Prior to COVID-19 in 2020, working from home was gaining popularity in the UK. In 1981, only 1.5% reported that their role was mostly remote, but by 2019 this stood at 4.9%. Following the Government’s orders to work from home during the pandemic lockdown, the figure skyrocketed to 43.1% by April 2020. Today, 90% of these people stated they wished to keep working from home – at least in some form – regardless of what happens with COVID-19.

This is understandable in many ways. Working from home allows you to work more at your own pace, surrounded by family and familiar comforts. There are also savings in time and money if you no longer need to commute. However, this trend does raise questions. What is the potential for these people to get promoted and increase earnings if they are no longer as visible in the office? What might remote working mean for your ability to save for retirement?

In this article, our financial planning team in Grantham, Lincolnshire takes a closer look at this latter question in particular. We hope you find this content helpful. If you want to discuss your own financial plan with us, please get in touch to arrange a no-obligation financial consultation, at our expense:

01476 855 585

The “pay potential” question

In the UK, most people save for retirement via two main channels. The first is through the State Pension, where your income will be based on your National Insurance (NI) contributions; usually built up automatically via your payslip (under the PAYE system). The second is through your workplace pension. Here, in 2021-22 you are required to personally contribute at least 5% of your salary under the auto enrolment rules. Your employer must put in a minimum of 3%.

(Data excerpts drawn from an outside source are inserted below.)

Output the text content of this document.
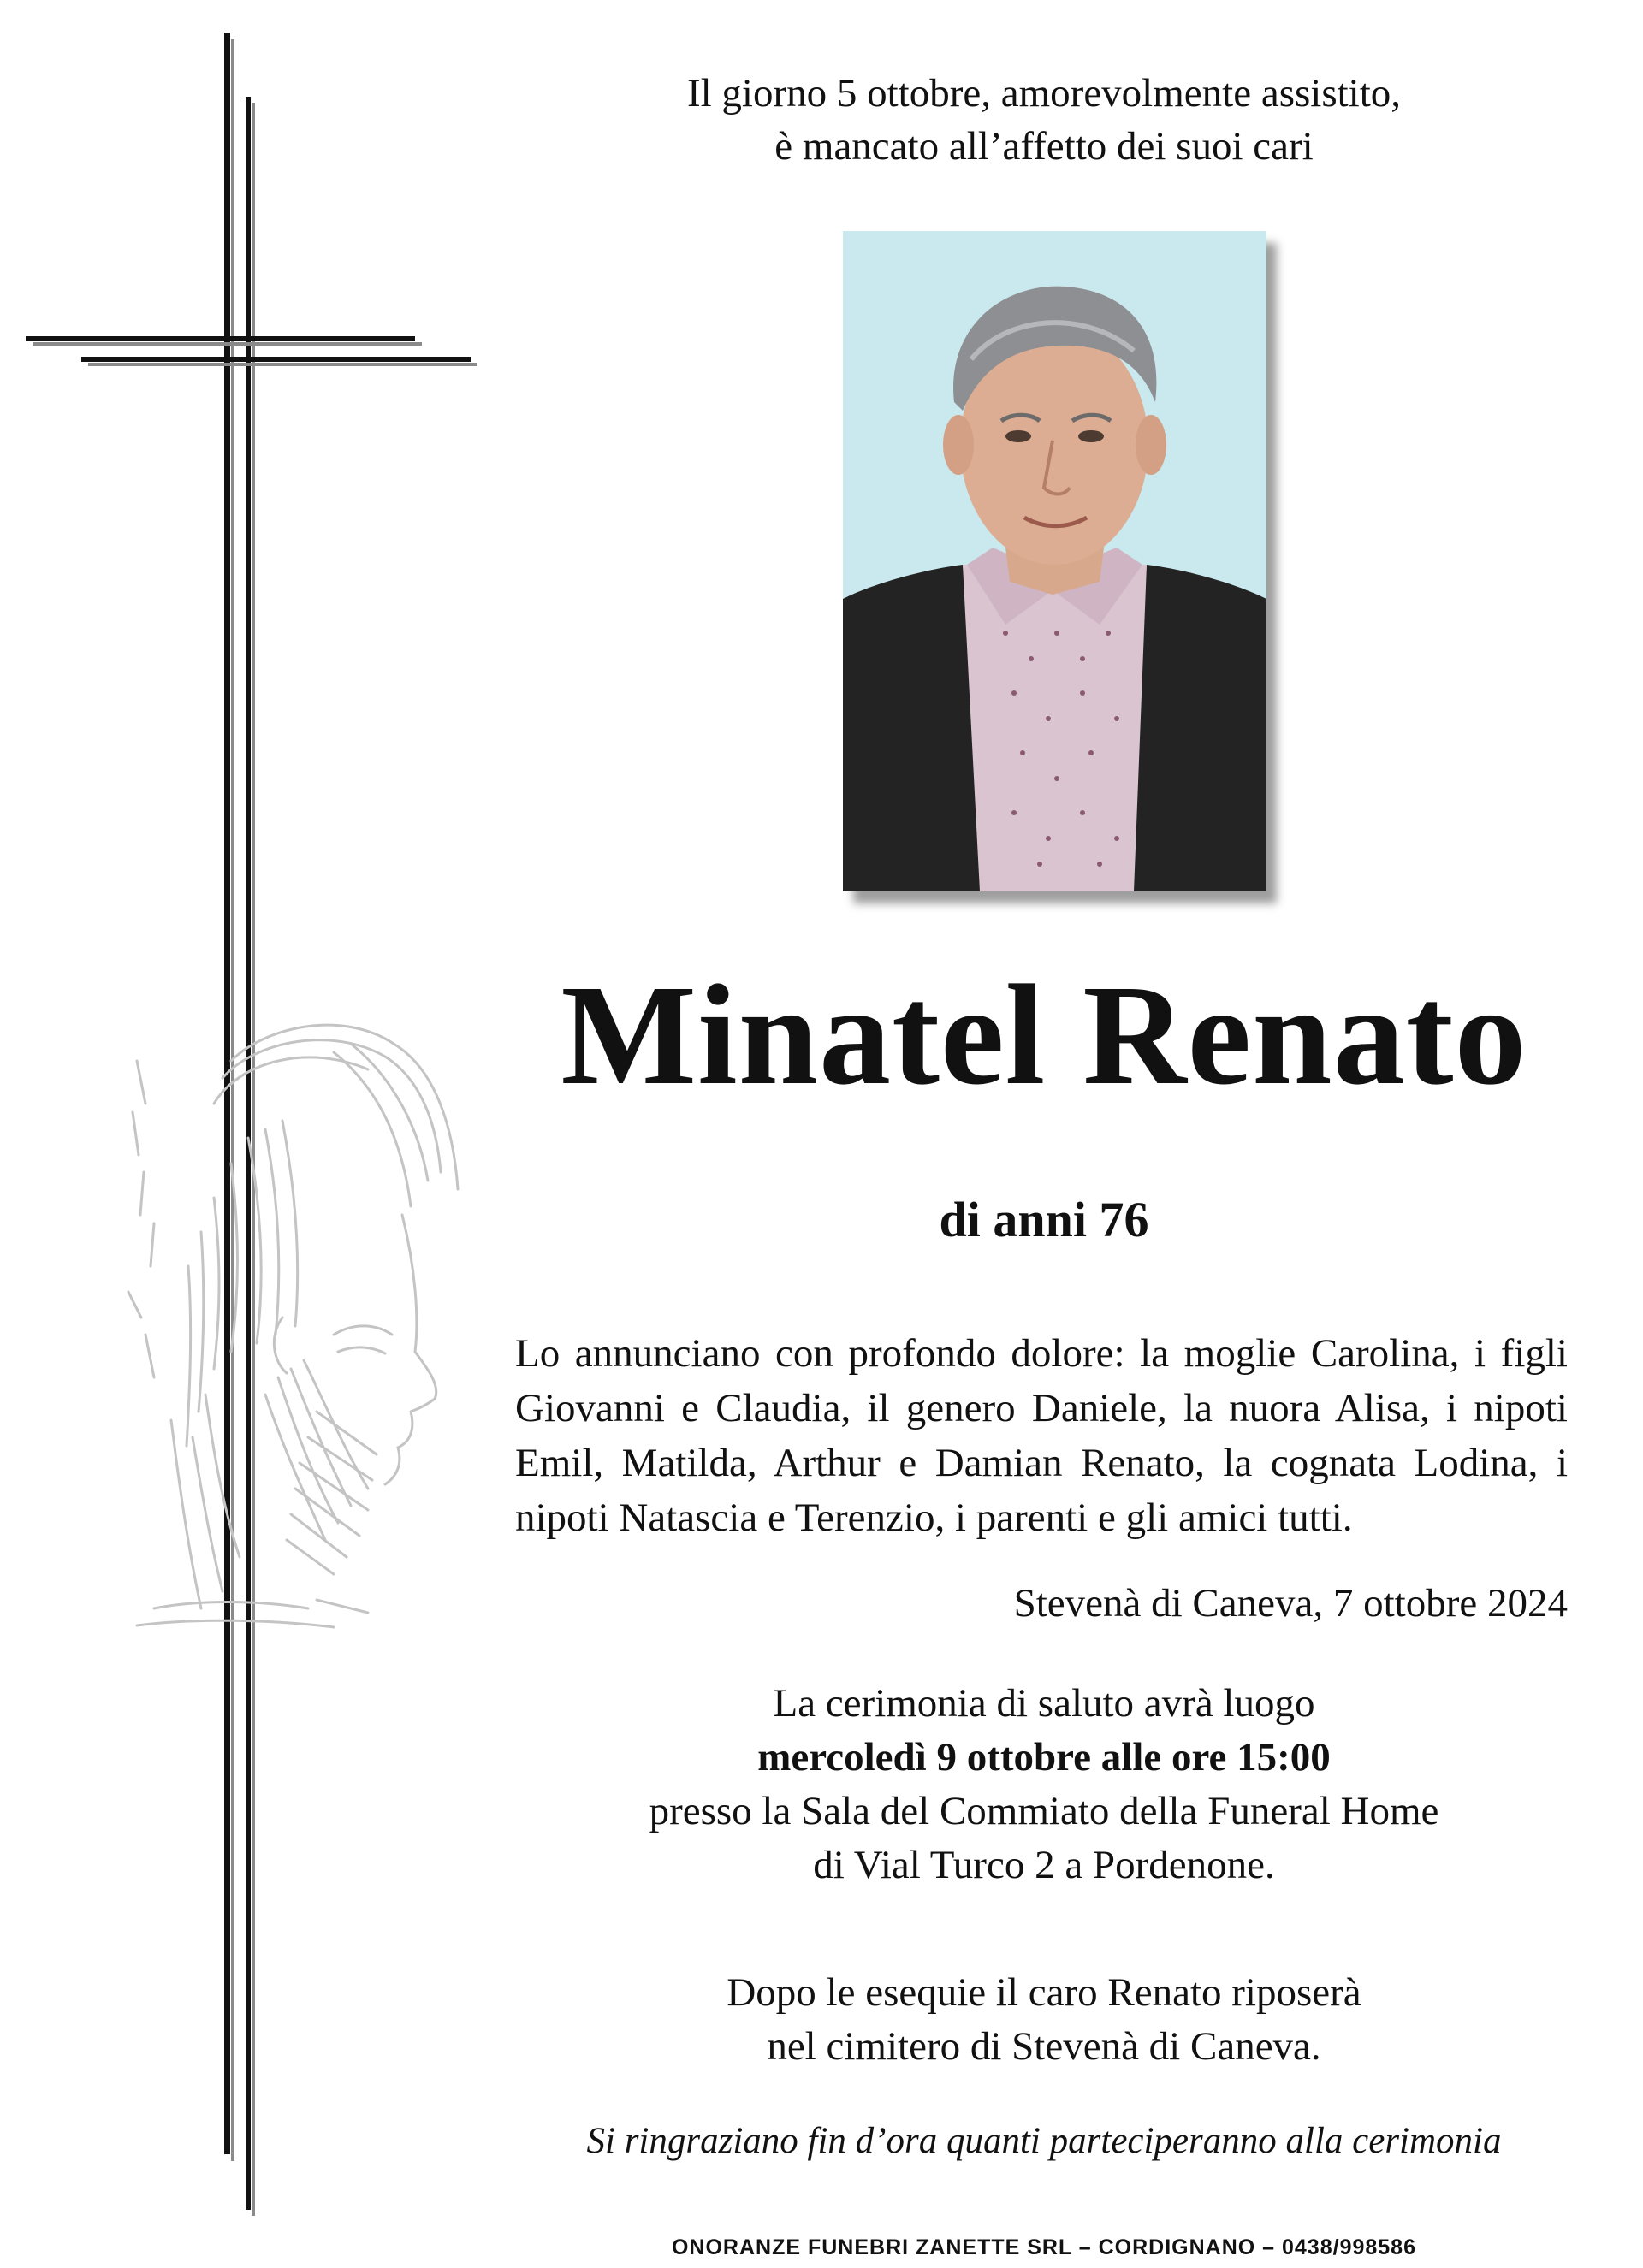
Il giorno 5 ottobre, amorevolmente assistito,
è mancato all’affetto dei suoi cari
Minatel Renato
di anni 76
Lo annunciano con profondo dolore: la moglie Carolina, i figli Giovanni e Claudia, il genero Daniele, la nuora Alisa, i nipoti Emil, Matilda, Arthur e Damian Renato, la cognata Lodina, i nipoti Natascia e Terenzio, i parenti e gli amici tutti.
Stevenà di Caneva, 7 ottobre 2024
La cerimonia di saluto avrà luogo
mercoledì 9 ottobre alle ore 15:00
presso la Sala del Commiato della Funeral Home
di Vial Turco 2 a Pordenone.
Dopo le esequie il caro Renato riposerà
nel cimitero di Stevenà di Caneva.
Si ringraziano fin d’ora quanti parteciperanno alla cerimonia
ONORANZE FUNEBRI ZANETTE SRL – CORDIGNANO – 0438/998586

Therefore, the more you earn, the more both you and your employer will typically put into your pension. Yet what if working from home inhibits your earning growth potential? Here, the picture is still not clear. On the one hand, not commuting to work has enabled some people to save up to £240 per month during lockdown (nearly £3,000 each year). If this amount was put directly in a pension over, say, 30 years, then this would likely amount to significant compound growth.

However, some economists have expressed concern that working from home could incentivise employers to pay workers less. Lower work-related outgoings could justify offering new roles to recruitment candidates with lower salaries. Lower salaries, however, mean lower pension contributions under auto enrolment – unless the employee decides to contribute a greater percentage.

Employed people – take advantage

Under UK law, current employees cannot be forced by employers onto a lower salary without the former’s consent. As such, if you currently find yourself working mostly (or completely) from home under your existing contract – and also making savings due to less/no commuting – then consider how to deploy this extra income wisely. What could you do with an extra £240 each month? Of course, you could spend it on a lavish holiday (tempting after all those months stuck at home!). Or could some of it go towards giving your future retirement income a boost?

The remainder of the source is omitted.